A legenda também solicitou a anulação do voto de Moraes na questão de ordem apresentada pelo ministro Gilmar Mendes na tentativa de um julgamento conjunto com o ministro André Mendonça.

Nesta terça (15), o STF começou a analisar o relatório da Polícia Federal, divulgado pelo Mendonça, sobre uma troca de mensagens entre Moraes e Daniel Vorcaro, dono do Banco Master. Apesar de ser parte no processo, o ministro votou a favor do pedido de Gilmar.

O Novo considera que Moraes incorreu em uma "confusão de papéis" ao atuar como parte interessada e, na sequência, como julgador. Para a legenda, a situação configura impedimento, conforme estabelece o Código de Processo Penal (CPP). 

“Cabe registrar, sem qualquer juízo sobre o mérito, que na mesma sessão o Ministro Nunes Marques declarou -se impedido e o Ministro Dias Toffoli afirmou suspeição por foro íntimo, invocando a necessidade de preservar a Corte”, disse o partido. 
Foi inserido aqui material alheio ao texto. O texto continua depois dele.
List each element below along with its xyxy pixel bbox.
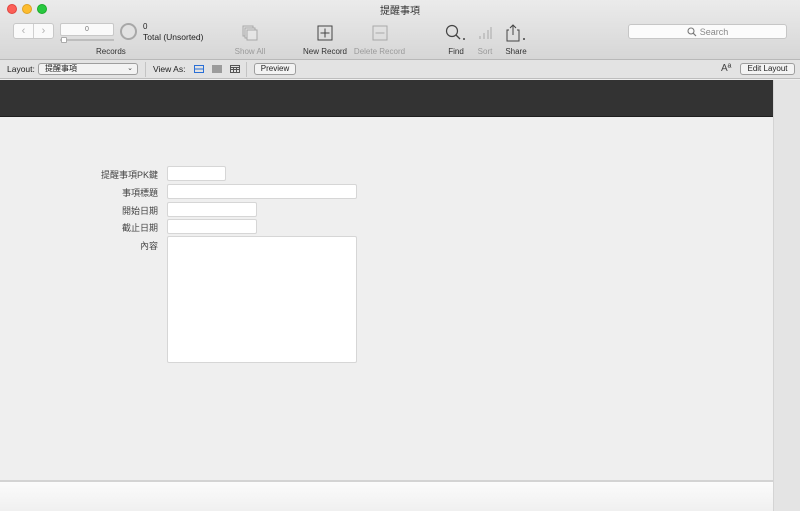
- field-input-pk[interactable]: [167, 166, 226, 181]
- search-placeholder: Search: [699, 26, 729, 37]
- layout-select-value: 提醒事項: [45, 64, 77, 73]
- found-set-pie-icon: [120, 23, 137, 40]
- layout-bar: Layout: 提醒事項 ⌄ View As: Preview Aª Edit …: [0, 60, 800, 79]
- sort-button[interactable]: Sort: [474, 22, 496, 56]
- table-view-icon[interactable]: [230, 65, 240, 73]
- sort-bars-icon: [474, 22, 496, 44]
- list-view-icon[interactable]: [212, 65, 222, 73]
- share-button[interactable]: Share: [502, 22, 530, 56]
- field-input-title[interactable]: [167, 184, 357, 199]
- share-icon: [502, 22, 530, 44]
- layout-select[interactable]: 提醒事項 ⌄: [38, 63, 138, 75]
- next-record-button[interactable]: ›: [34, 24, 53, 38]
- layout-label: Layout:: [7, 64, 35, 74]
- find-magnifier-icon: [443, 22, 469, 44]
- field-input-start-date[interactable]: [167, 202, 257, 217]
- layout-header-band: [0, 80, 773, 117]
- field-label-content: 內容: [139, 241, 158, 251]
- vertical-scrollbar[interactable]: [773, 80, 800, 511]
- field-label-title: 事項標題: [121, 188, 158, 198]
- delete-record-icon: [352, 22, 407, 44]
- show-all-button[interactable]: Show All: [228, 22, 272, 56]
- window-title: 提醒事項: [380, 6, 420, 17]
- record-slider-track[interactable]: [60, 39, 114, 41]
- show-all-icon: [228, 22, 272, 44]
- divider: [145, 62, 146, 77]
- field-label-due-date: 截止日期: [121, 223, 158, 233]
- found-count: 0: [143, 22, 148, 31]
- record-navigation: ‹ ›: [13, 23, 54, 39]
- preview-button[interactable]: Preview: [254, 63, 296, 75]
- previous-record-button[interactable]: ‹: [14, 24, 34, 38]
- search-icon: [687, 26, 697, 36]
- total-unsorted-label: Total (Unsorted): [143, 32, 204, 42]
- chevron-down-icon: ⌄: [127, 65, 133, 72]
- new-record-button[interactable]: New Record: [300, 22, 350, 56]
- title-toolbar: 提醒事項 ‹ › 0 Records 0 Total (Unsorted) Sh…: [0, 0, 800, 60]
- field-label-start-date: 開始日期: [121, 206, 158, 216]
- text-format-icon[interactable]: Aª: [721, 63, 731, 74]
- new-record-icon: [300, 22, 350, 44]
- field-label-pk: 提醒事項PK鍵: [100, 170, 158, 180]
- form-view-icon[interactable]: [194, 65, 204, 73]
- field-input-due-date[interactable]: [167, 219, 257, 234]
- find-button[interactable]: Find: [443, 22, 469, 56]
- view-as-label: View As:: [153, 64, 186, 74]
- delete-record-button[interactable]: Delete Record: [352, 22, 407, 56]
- edit-layout-button[interactable]: Edit Layout: [740, 63, 795, 75]
- field-input-content[interactable]: [167, 236, 357, 363]
- record-slider-thumb[interactable]: [61, 37, 67, 43]
- records-label: Records: [96, 47, 126, 56]
- search-field[interactable]: Search: [628, 24, 787, 39]
- layout-footer-band: [0, 480, 773, 511]
- app-window: 提醒事項 ‹ › 0 Records 0 Total (Unsorted) Sh…: [0, 0, 800, 511]
- current-record-field[interactable]: 0: [60, 23, 114, 36]
- divider: [246, 62, 247, 77]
O julgamento foi interrompido por um pedido de vista do ministro Flávio Dino, sem que o resultado tenha sido proclamado. O Novo defende a anulação do voto de Moraes e que ele seja impedido de participar das votações tanto do processo no qual é alvo, quanto no pedido de investigação contra Mendonça.
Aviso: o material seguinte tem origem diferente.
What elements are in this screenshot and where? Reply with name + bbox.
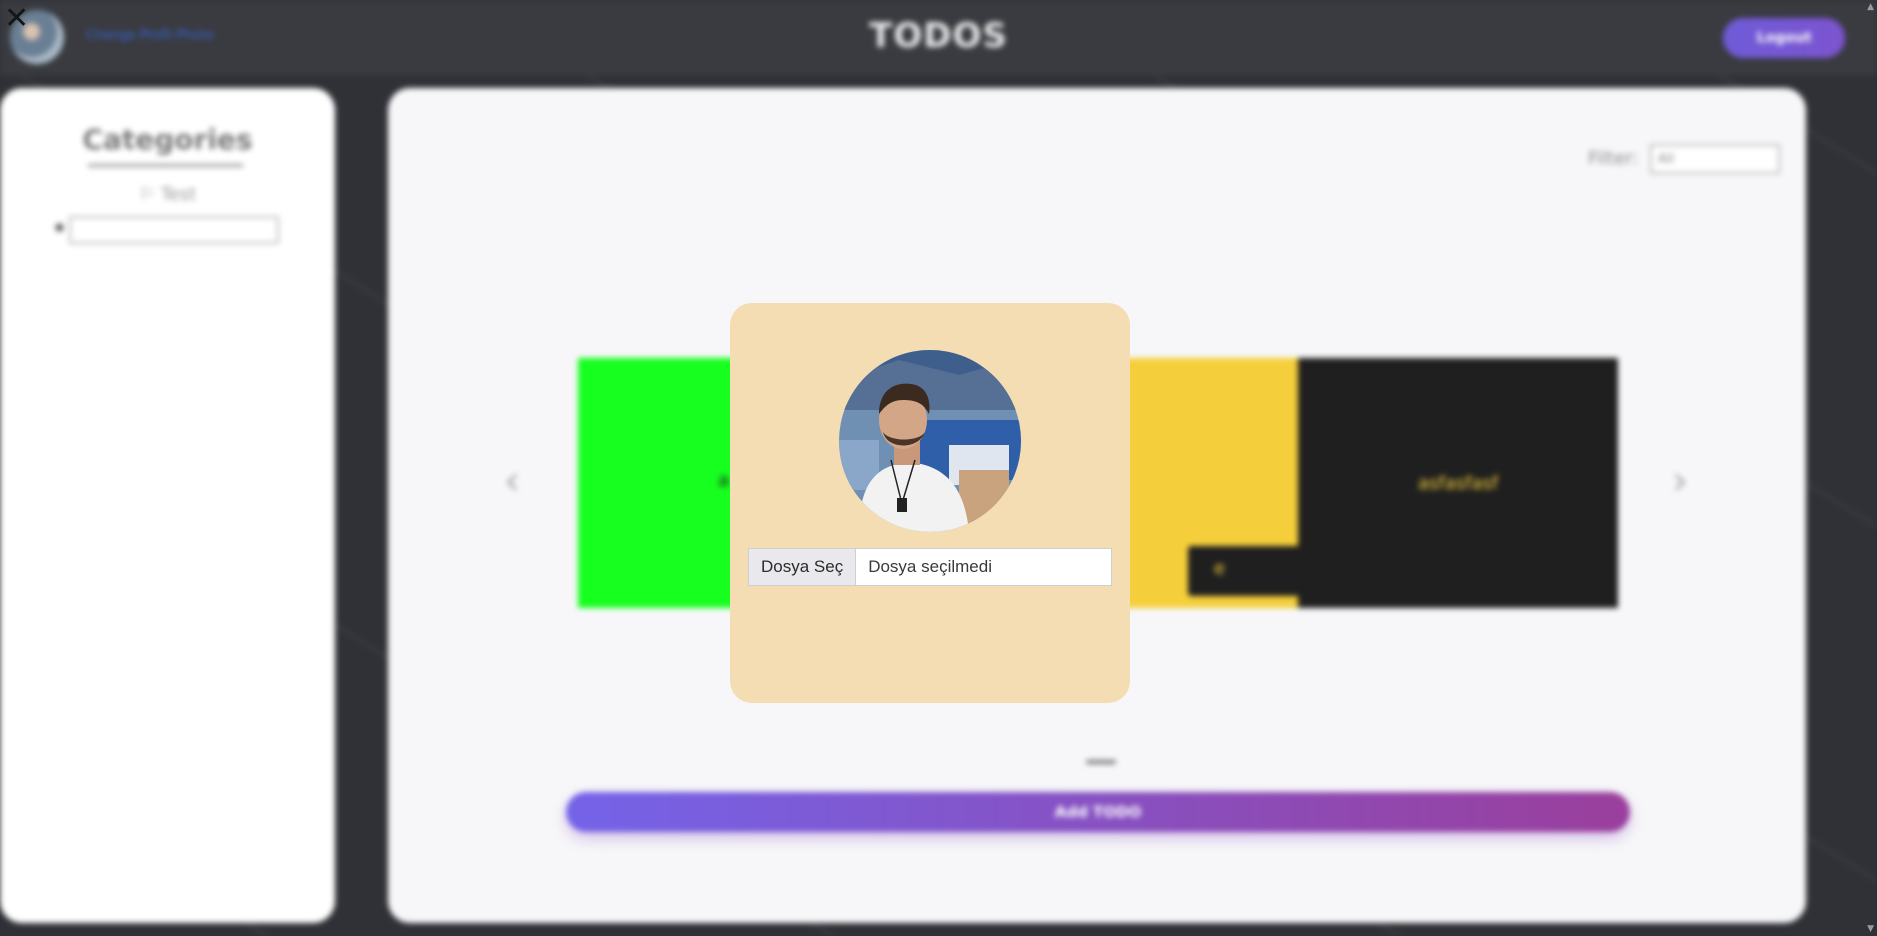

No mérito, o partido pede o reconhecimento do impedimento ou, subsidiariamente, da suspeição do ministro, com a declaração de nulidade e exclusão do seu voto. Também solicita a manifestação da Procuradoria-Geral da República (PGR) e de Moraes sobre o caso. 

“Quem se defende diretamente nos autos não pode, ao mesmo tempo, participar como julgador das decisões que dizem respeito à própria apuração. É uma questão de devido processo legal e de respeito às regras”, disse Eduardo Ribeiro, presidente do Novo, em nota.

Dino tem até 90 dias para devolver os autos. Antes de analisar a possível abertura de uma investigação contra Moraes, a Corte precisará decidir sobre a questão de ordem levantada por Gilmar.